Presented By O'Reilly and Cloudera
Make Data Work
22–23 May 2017: Training
23–25 May 2017: Tutorials & Conference
London, UK

The state of Spark in the cloud

Nicolas Poggi (Barcelona Supercomputing-Microsoft Research Center)
14:0514:45 Thursday, 25 May 2017
Big data and the Cloud, Spark & beyond
Location: Capital Suite 12
Level: Intermediate

Who is this presentation for?

  • Data engineers, managers, those in operations, and data scientists

Prerequisite knowledge

  • A basic understanding of Spark or Hive
  • Familiarity with cloud usage and offerings

What you'll learn

  • Compare current cloud offerings on Spark, including versions, architectures, and price performance, and learn how different they are from Hive and Hadoop
  • Understand where Spark shines over Hive, Hadoop, and Mahout
  • Get an introduction to BigBench and benchmarking in general


Cloud providers currently offer convenient on-demand managed big data clusters (PaaS) with a pay-as-you-go model. In PaaS, analytical engines such as Spark and Hive come ready to use, with a general-purpose configuration and upgrade management. Over the last year, the Spark framework and APIs have been evolving very rapidly, with major improvements on performance and the release of v2, making it challenging to keep up-to-date production services both on-premises and in the cloud for compatibility and stability.

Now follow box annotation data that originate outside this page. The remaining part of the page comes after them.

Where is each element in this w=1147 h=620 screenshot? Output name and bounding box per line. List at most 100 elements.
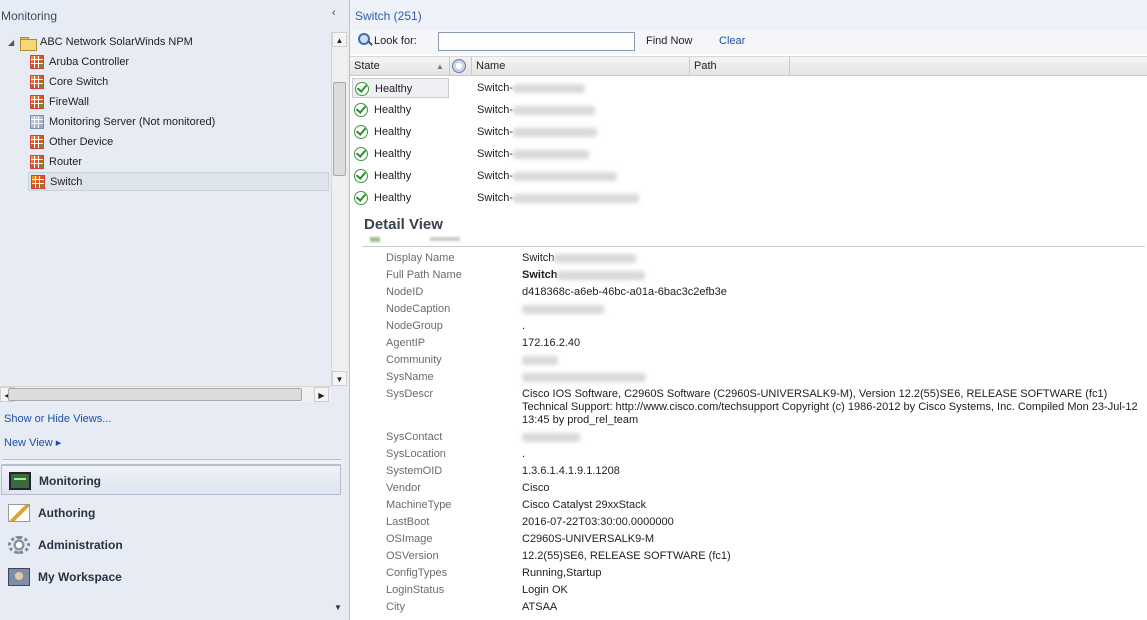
property-key: Community: [386, 354, 442, 366]
tree-horizontal-scrollbar[interactable]: ◀ ▶: [0, 386, 331, 402]
look-for-label: Look for:: [374, 35, 417, 47]
tree-item-label: Aruba Controller: [49, 56, 130, 68]
redacted-text: [557, 270, 646, 280]
clear-button[interactable]: Clear: [719, 35, 745, 47]
wunderbar-overflow-icon[interactable]: ▼: [334, 603, 342, 612]
property-value: Switch: [522, 269, 1144, 282]
redacted-text: [513, 149, 590, 159]
name-text: Switch-: [477, 170, 514, 182]
healthy-check-icon: [354, 147, 368, 161]
tree-root-abc-network[interactable]: ◢ ABC Network SolarWinds NPM: [8, 33, 193, 52]
name-text: Switch-: [477, 192, 514, 204]
collapse-pane-button[interactable]: ‹: [332, 7, 336, 19]
wunderbar-label: Monitoring: [39, 474, 101, 488]
property-key: OSVersion: [386, 550, 439, 562]
folder-tree: ◢ ABC Network SolarWinds NPM Aruba Contro…: [0, 32, 346, 386]
property-key: NodeCaption: [386, 303, 451, 315]
tree-item-other-device[interactable]: Other Device: [28, 133, 329, 152]
property-key: OSImage: [386, 533, 433, 545]
property-value: 2016-07-22T03:30:00.0000000: [522, 516, 674, 528]
property-key: Vendor: [386, 482, 421, 494]
wunderbar-administration[interactable]: Administration: [1, 530, 341, 560]
state-cell: Healthy: [352, 144, 449, 164]
column-header-name[interactable]: Name: [472, 57, 690, 76]
monitoring-icon: [9, 472, 31, 490]
scroll-up-arrow-icon[interactable]: ▲: [332, 32, 347, 47]
state-view-icon: [30, 135, 44, 149]
state-text: Healthy: [375, 83, 413, 95]
magnifier-icon: [358, 33, 372, 47]
table-row[interactable]: Healthy Switch-: [350, 187, 1147, 209]
state-cell: Healthy: [352, 100, 449, 120]
wunderbar-label: Administration: [38, 538, 123, 552]
my-workspace-icon: [8, 568, 30, 586]
state-view-icon: [30, 75, 44, 89]
property-key: SysDescr: [386, 388, 434, 400]
search-input[interactable]: [438, 32, 635, 51]
scroll-thumb[interactable]: [8, 388, 302, 401]
column-header-state[interactable]: State ▲: [350, 57, 450, 76]
name-text: Switch-: [477, 82, 514, 94]
name-cell: Switch-: [477, 78, 586, 98]
name-text: Switch-: [477, 126, 514, 138]
divider: [362, 246, 1145, 247]
scroll-right-arrow-icon[interactable]: ▶: [314, 387, 329, 402]
state-cell: Healthy: [352, 78, 449, 98]
state-cell: Healthy: [352, 166, 449, 186]
state-view-icon: [30, 155, 44, 169]
tree-item-firewall[interactable]: FireWall: [28, 93, 329, 112]
wunderbar-authoring[interactable]: Authoring: [1, 498, 341, 528]
name-cell: Switch-: [477, 144, 590, 164]
table-row[interactable]: Healthy Switch-: [350, 121, 1147, 143]
name-cell: Switch-: [477, 166, 618, 186]
administration-icon: [8, 536, 30, 554]
show-hide-views-link[interactable]: Show or Hide Views...: [4, 413, 111, 425]
detail-view-title: Detail View: [364, 216, 443, 233]
name-text: Switch-: [477, 104, 514, 116]
scroll-thumb[interactable]: [333, 82, 346, 176]
table-row[interactable]: Healthy Switch-: [350, 77, 1147, 99]
tree-item-label: Switch: [50, 176, 83, 188]
healthy-check-icon: [354, 169, 368, 183]
healthy-check-icon: [354, 103, 368, 117]
tree-item-label: Other Device: [49, 136, 114, 148]
wunderbar-my-workspace[interactable]: My Workspace: [1, 562, 341, 592]
wunderbar-label: My Workspace: [38, 570, 122, 584]
table-row[interactable]: Healthy Switch-: [350, 99, 1147, 121]
state-text: Healthy: [374, 104, 412, 116]
tree-item-switch[interactable]: Switch: [28, 172, 329, 191]
table-row[interactable]: Healthy Switch-: [350, 165, 1147, 187]
property-value: Switch: [522, 252, 1144, 265]
state-view-icon: [30, 115, 44, 129]
redacted-text: [554, 253, 637, 263]
state-view-icon: [30, 95, 44, 109]
expand-collapse-icon[interactable]: ◢: [8, 33, 20, 52]
table-row[interactable]: Healthy Switch-: [350, 143, 1147, 165]
tree-item-core-switch[interactable]: Core Switch: [28, 73, 329, 92]
column-header-path[interactable]: Path: [690, 57, 790, 76]
state-view-icon: [30, 55, 44, 69]
property-key: AgentIP: [386, 337, 426, 349]
redacted-text: [513, 83, 586, 93]
tree-item-aruba-controller[interactable]: Aruba Controller: [28, 53, 329, 72]
column-header-maintenance[interactable]: [450, 57, 472, 76]
find-now-button[interactable]: Find Now: [646, 35, 692, 47]
scroll-down-arrow-icon[interactable]: ▼: [332, 371, 347, 386]
wunderbar-monitoring[interactable]: Monitoring: [1, 465, 341, 495]
property-key: SysContact: [386, 431, 443, 443]
property-key: LoginStatus: [386, 584, 445, 596]
property-value: C2960S-UNIVERSALK9-M: [522, 533, 655, 545]
new-view-link[interactable]: New View ▸: [4, 436, 61, 449]
redacted-text: [522, 304, 604, 314]
tree-vertical-scrollbar[interactable]: ▲ ▼: [331, 32, 347, 386]
state-text: Healthy: [374, 170, 412, 182]
redacted-text: [513, 105, 596, 115]
tree-item-router[interactable]: Router: [28, 153, 329, 172]
property-value: Cisco IOS Software, C2960S Software (C29…: [522, 388, 1138, 426]
redacted-text: [522, 355, 558, 365]
state-text: Healthy: [374, 148, 412, 160]
search-bar: Look for: Find Now Clear: [350, 30, 1147, 54]
column-header-label: State: [354, 60, 380, 72]
tree-item-monitoring-server[interactable]: Monitoring Server (Not monitored): [28, 113, 329, 132]
property-value: 1.3.6.1.4.1.9.1.1208: [522, 465, 620, 477]
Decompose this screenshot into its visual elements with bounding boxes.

Nicolas Poggi evaluates the out-of-the-box support for Spark and compares the offerings, reliability, scalability, and price-performance from major PaaS providers, including Azure HDinsight, Amazon Web Services EMR, Google Dataproc, and Rackspace Cloud Big Data, with an on-premises commodity cluster as baseline. Nicolas uses BigBench, the brand new standard (TPCx-BB) for big data systems, with both Spark and Hive implementations for benchmarking the systems. BigBench combines SQL queries, MapReduce, user code (UDF), and machine learning, which makes it ideal to stress Spark libraries (SparkSQL, DataFrames, MLlib, etc.).

The work is framed within the ALOJA research project, which features an open source benchmarking and analysis platform that has been recently extended to support SQL-on-Hadoop engines and BigBench. The ALOJA project aims to lower the total cost of ownership (TCO) of big data deployments and study their performance characteristics for optimization. Nicolas highlights how to easily repeat the benchmarks through ALOJA and benefit from BigBench to optimize your Spark cluster for advanced users. The work is a continuation of a paper to be published at the IEEE Big Data 16 conference. (A preprint copy can be obtained here.)

Photo of Nicolas Poggi

Nicolas Poggi

Barcelona Supercomputing-Microsoft Research Center

Nicolas Poggi is an IT professional and researcher with focus on performance and scalability of data-intensive applications. Nicolas leads a new research project on upcoming architectures for the web at the Barcelona Super Computing and Microsoft Research Joint Center in Barcelona. Nicolas combines a pragmatic approach to performance and scalability from his web industry experience with research in server resource management (such as leveraging machine-learning techniques to optimize performance and profits on the web). Nicolas is a frequent speaker at and organizer for the Barcelona web performance community. He founded and has spoken at the Barcelona Web Performance group and is organizing the upcoming WebPerfDays event in Barcelona. Nicolas also lectures for master’s classes at UPC. He holds a PhD from BarcelonaTech (UPC).